В 1922 году Татьяна тоже заболела туберкулезом, вероятно заразившись от отчима, и ее дядя, Александр Яковлев, проживавший в Париже, при содействии промышленника Андре Ситроена устроил ей возможность приехать во Францию. Летом 1925 года, когда Татьяне едва исполнилось девятнадцать, она прибыла в Париж, где уже несколько лет жили ее бабушка и тетушка Сандра, оперная певица, часто выступавшая вместе с Шаляпиным.
Первые годы Татьяна заботилась о своем здоровье и в свет не выходила, но появившись наконец в высших кругах Парижа, сразу произвела фурор. Высокая, ростом около ста восьмидесяти сантиметров, с длинными ногами, она отличалась необыкновенной привлекательностью и была постоянно окружена вниманием мужчин, среди которых был нефтяной магнат Манташев. Благодаря своей внешности она вскоре начала работать статисткой в кино и манекенщицей у Шанель, кроме того, рекламировала чулки на афишах, которые висели по всему Парижу. Она также зарабатывала, изготавливая шляпки, что впоследствии станет ее профессией. Ее дядя Александр был известным путешественником и успешным художником, и он познакомил Татьяну с людьми искусства — писателем Жаном Кокто и композитором Сергеем Прокофьевым (с которым накануне первой встречи с Маяковским она играла в четыре руки Брамса).
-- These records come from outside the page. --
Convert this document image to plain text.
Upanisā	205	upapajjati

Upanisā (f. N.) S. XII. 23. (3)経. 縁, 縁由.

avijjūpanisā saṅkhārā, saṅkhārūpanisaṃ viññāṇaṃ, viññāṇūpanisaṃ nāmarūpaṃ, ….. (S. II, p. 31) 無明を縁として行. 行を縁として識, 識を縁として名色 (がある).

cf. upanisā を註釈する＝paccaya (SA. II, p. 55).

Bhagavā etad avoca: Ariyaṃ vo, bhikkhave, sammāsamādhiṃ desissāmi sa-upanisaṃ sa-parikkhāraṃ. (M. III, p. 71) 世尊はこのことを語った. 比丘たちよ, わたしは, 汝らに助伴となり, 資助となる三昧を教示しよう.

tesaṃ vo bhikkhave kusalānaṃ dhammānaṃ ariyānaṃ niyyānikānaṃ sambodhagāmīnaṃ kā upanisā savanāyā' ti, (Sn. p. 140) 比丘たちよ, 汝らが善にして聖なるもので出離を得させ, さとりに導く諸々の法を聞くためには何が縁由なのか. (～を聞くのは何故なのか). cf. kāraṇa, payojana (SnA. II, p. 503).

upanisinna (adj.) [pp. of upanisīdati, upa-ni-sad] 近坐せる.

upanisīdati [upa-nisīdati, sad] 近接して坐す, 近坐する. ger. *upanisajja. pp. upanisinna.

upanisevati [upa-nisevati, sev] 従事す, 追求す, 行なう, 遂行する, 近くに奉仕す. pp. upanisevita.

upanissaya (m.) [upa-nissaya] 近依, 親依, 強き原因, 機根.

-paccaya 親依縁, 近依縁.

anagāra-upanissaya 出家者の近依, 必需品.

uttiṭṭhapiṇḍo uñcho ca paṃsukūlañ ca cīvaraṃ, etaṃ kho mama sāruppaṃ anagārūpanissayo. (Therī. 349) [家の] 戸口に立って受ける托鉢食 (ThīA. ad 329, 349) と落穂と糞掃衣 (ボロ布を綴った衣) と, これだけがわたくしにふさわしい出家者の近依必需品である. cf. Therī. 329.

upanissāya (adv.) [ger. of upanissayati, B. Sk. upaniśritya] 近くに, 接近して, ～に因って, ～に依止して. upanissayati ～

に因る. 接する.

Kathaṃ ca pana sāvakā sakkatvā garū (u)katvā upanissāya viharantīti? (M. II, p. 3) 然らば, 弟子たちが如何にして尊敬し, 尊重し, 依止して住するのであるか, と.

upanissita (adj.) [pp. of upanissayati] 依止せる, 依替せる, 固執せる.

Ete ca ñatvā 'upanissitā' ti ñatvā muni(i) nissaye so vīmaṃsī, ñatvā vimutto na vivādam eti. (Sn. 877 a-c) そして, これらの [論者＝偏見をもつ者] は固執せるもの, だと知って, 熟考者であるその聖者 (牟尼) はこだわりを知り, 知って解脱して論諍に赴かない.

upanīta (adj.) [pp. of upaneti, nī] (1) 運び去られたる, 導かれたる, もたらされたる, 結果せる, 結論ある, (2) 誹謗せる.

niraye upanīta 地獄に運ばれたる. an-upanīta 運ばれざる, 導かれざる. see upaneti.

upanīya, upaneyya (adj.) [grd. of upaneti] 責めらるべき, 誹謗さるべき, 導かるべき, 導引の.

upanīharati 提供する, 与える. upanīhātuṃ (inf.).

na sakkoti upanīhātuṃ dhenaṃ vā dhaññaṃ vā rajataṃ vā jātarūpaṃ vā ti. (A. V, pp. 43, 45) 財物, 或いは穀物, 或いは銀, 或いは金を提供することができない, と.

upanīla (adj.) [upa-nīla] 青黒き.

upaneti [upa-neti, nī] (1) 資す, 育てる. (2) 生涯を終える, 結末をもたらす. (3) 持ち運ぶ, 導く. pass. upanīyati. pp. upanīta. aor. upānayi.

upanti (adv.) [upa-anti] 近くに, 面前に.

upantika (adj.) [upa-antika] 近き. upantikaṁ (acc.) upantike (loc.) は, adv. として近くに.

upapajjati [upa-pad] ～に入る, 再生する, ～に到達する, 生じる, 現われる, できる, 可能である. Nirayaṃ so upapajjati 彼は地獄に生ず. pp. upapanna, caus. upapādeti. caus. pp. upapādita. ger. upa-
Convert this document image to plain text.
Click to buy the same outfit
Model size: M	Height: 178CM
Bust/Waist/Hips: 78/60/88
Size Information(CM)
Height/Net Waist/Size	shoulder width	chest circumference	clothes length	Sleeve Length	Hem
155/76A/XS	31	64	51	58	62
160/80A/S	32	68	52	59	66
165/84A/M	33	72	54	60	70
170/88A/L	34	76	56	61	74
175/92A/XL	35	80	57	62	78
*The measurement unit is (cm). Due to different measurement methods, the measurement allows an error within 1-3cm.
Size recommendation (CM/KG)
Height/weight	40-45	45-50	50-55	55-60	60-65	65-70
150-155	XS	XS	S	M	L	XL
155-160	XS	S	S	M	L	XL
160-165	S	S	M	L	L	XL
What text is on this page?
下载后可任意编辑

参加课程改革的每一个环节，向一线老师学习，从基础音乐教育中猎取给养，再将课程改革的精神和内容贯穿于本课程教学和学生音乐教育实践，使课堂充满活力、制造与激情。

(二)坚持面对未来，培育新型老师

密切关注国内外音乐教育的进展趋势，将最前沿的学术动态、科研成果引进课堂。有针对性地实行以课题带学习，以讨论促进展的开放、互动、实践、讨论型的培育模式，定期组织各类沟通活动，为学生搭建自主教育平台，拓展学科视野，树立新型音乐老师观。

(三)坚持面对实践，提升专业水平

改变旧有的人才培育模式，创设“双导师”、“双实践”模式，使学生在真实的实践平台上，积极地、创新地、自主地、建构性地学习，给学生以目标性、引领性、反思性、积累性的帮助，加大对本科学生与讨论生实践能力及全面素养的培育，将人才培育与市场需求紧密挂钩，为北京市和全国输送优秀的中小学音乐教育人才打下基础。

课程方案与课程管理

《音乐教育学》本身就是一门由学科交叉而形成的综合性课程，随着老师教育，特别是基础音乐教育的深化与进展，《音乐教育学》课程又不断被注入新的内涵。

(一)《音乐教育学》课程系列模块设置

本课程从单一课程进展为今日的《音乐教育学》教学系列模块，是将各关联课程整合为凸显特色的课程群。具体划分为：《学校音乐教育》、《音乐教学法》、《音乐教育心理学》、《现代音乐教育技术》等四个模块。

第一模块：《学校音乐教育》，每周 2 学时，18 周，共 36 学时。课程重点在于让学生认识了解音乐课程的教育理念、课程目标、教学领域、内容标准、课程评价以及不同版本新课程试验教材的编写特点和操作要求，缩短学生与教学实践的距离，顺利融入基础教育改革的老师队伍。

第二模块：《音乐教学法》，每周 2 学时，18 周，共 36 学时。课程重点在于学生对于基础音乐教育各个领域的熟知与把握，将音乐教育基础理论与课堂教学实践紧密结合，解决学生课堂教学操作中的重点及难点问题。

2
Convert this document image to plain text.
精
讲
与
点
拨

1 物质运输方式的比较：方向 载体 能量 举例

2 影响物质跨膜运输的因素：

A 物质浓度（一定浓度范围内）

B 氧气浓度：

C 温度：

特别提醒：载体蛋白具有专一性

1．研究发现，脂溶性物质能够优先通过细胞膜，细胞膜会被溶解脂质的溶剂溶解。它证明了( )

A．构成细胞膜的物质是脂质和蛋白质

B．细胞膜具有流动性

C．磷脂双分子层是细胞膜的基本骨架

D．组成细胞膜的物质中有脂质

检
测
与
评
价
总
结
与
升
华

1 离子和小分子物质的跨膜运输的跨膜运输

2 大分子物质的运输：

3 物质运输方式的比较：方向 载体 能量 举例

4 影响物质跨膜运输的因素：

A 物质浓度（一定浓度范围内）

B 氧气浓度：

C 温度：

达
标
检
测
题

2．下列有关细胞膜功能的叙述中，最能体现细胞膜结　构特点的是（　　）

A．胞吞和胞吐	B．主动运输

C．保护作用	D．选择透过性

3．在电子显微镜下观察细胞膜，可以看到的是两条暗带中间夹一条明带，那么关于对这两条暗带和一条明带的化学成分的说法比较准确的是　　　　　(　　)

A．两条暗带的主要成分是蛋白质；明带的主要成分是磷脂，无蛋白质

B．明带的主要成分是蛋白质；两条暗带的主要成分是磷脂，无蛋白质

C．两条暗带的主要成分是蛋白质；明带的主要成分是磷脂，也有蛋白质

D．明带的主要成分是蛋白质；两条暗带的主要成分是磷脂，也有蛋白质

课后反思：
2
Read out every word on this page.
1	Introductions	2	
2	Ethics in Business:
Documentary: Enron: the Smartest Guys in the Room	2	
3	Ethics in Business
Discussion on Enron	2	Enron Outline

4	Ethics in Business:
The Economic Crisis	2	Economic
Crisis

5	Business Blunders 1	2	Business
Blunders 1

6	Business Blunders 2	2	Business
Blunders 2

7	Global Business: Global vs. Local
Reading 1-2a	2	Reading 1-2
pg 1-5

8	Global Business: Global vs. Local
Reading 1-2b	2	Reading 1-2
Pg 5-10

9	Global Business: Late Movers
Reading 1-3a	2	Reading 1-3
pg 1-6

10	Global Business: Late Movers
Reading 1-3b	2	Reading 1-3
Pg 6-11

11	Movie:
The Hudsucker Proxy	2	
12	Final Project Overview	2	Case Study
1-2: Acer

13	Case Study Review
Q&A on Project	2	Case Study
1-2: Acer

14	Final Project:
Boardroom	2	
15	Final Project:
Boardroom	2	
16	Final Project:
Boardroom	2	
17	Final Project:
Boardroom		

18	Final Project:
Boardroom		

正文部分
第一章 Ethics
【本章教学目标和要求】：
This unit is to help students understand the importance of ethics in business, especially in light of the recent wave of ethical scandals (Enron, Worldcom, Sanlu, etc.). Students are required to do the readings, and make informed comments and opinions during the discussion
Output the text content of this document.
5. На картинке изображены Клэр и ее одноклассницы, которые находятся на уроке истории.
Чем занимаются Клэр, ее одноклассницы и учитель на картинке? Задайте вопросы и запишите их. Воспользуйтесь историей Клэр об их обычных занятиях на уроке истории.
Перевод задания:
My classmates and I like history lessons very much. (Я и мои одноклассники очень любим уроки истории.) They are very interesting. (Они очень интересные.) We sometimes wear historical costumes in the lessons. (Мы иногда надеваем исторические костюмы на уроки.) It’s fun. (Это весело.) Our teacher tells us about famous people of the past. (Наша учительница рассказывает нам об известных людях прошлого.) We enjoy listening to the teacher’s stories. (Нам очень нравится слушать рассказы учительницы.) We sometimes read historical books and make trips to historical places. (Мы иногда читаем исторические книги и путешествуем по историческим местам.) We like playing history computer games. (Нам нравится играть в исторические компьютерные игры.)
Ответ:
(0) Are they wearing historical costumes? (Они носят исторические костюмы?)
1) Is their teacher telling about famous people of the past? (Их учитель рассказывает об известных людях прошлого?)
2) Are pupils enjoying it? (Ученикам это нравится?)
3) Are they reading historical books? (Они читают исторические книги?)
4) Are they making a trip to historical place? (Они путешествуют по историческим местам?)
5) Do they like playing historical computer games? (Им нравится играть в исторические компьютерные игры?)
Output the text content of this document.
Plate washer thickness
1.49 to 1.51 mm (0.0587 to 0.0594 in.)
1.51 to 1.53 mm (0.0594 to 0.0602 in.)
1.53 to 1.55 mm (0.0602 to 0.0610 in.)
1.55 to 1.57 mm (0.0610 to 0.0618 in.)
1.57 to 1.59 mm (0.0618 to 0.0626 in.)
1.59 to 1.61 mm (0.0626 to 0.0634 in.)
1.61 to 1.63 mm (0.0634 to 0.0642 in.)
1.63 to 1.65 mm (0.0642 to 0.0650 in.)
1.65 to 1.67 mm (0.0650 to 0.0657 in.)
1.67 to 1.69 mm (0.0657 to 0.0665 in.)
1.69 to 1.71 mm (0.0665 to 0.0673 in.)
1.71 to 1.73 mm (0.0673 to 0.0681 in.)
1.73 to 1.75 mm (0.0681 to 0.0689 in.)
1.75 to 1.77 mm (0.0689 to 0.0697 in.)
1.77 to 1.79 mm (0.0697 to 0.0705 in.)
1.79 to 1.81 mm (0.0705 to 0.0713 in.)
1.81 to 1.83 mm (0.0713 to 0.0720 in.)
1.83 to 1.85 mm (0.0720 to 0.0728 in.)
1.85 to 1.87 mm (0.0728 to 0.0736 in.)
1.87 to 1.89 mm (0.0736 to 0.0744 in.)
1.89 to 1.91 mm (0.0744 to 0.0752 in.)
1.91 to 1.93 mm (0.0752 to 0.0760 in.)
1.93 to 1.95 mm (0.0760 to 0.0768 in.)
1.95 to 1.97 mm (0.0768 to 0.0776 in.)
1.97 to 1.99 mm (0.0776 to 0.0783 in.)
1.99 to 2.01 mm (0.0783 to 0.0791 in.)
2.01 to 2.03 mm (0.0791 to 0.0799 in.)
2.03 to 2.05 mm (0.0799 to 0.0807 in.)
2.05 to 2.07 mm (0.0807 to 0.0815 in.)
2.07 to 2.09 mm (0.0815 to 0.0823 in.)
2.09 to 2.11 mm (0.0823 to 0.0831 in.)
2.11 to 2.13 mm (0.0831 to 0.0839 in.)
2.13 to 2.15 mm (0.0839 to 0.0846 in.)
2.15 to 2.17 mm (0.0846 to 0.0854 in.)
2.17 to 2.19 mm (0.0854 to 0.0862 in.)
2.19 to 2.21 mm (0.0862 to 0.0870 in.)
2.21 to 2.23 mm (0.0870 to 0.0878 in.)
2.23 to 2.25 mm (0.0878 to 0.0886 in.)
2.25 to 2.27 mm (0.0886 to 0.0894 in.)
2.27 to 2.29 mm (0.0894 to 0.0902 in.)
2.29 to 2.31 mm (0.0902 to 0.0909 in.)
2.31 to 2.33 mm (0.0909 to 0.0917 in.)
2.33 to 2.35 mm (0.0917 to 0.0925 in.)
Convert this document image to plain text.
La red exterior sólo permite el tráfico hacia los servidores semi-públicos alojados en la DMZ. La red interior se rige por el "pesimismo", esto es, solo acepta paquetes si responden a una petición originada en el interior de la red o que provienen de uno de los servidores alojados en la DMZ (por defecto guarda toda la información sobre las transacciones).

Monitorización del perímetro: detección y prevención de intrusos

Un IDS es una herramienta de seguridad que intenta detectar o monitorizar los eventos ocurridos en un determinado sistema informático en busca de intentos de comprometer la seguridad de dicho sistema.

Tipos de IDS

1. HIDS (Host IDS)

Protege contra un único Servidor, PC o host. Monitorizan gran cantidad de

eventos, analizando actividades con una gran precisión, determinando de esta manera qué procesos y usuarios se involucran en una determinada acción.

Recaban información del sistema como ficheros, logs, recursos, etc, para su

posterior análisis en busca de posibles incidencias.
Какие бы мотивы Эльза ни преследовала, знакомя Маяковского с Татьяной, ее надежды на легкий флирт не оправдались: они полюбили друг друга с первого взгляда и стали ежедневно встречаться. После знакомства с Татьяной Маяковский больше двух недель не писал в Москву, — когда же наконец он послал Лили телеграмму, в ней сообщалось о предстоящей покупке «рено». Это была радостная новость; однако о том, что выбрать цвет ему помогала его новая возлюбленная, он умолчал. Но если Лили ничего не знала о Татьяне, то Татьяна знала о Лили все. Так же, как и в случае с Элли, он все время говорил с Татьяной о Лили, которую, по словам Татьяны, «обожал, как друга», хотя не жил с ней уже несколько лет.
«Это была замечательная пара, — вспоминал один знакомый, видевший их часто вместе. — Маяковский очень красивый, большой. Таня тоже красавица — высокая, стройная, под стать ему. Маяковский производил впечатление тихого, влюбленного. Она восхищалась и явно любовалась им, гордилась его талантом». Однако ни Маяковский, ни Татьяна не хотели афишировать свои отношения: она — потому что ее семья, с таким трудом вызволив ее из Советского Союза, была настроена крайне антисоветски; Маяковский — потому что пролетарскому поэту не следовало общаться с русской эмигранткой. Но политика, судя по всему, в их общении особой роли не играла — зато они много говорили о поэзии. На Маяковского производила впечатление не только внешность Татьяны, но и феноменальная память на стихи, которые она могла цитировать наизусть часами. Она и сама писала стихи, но признаться ему в этом не решилась.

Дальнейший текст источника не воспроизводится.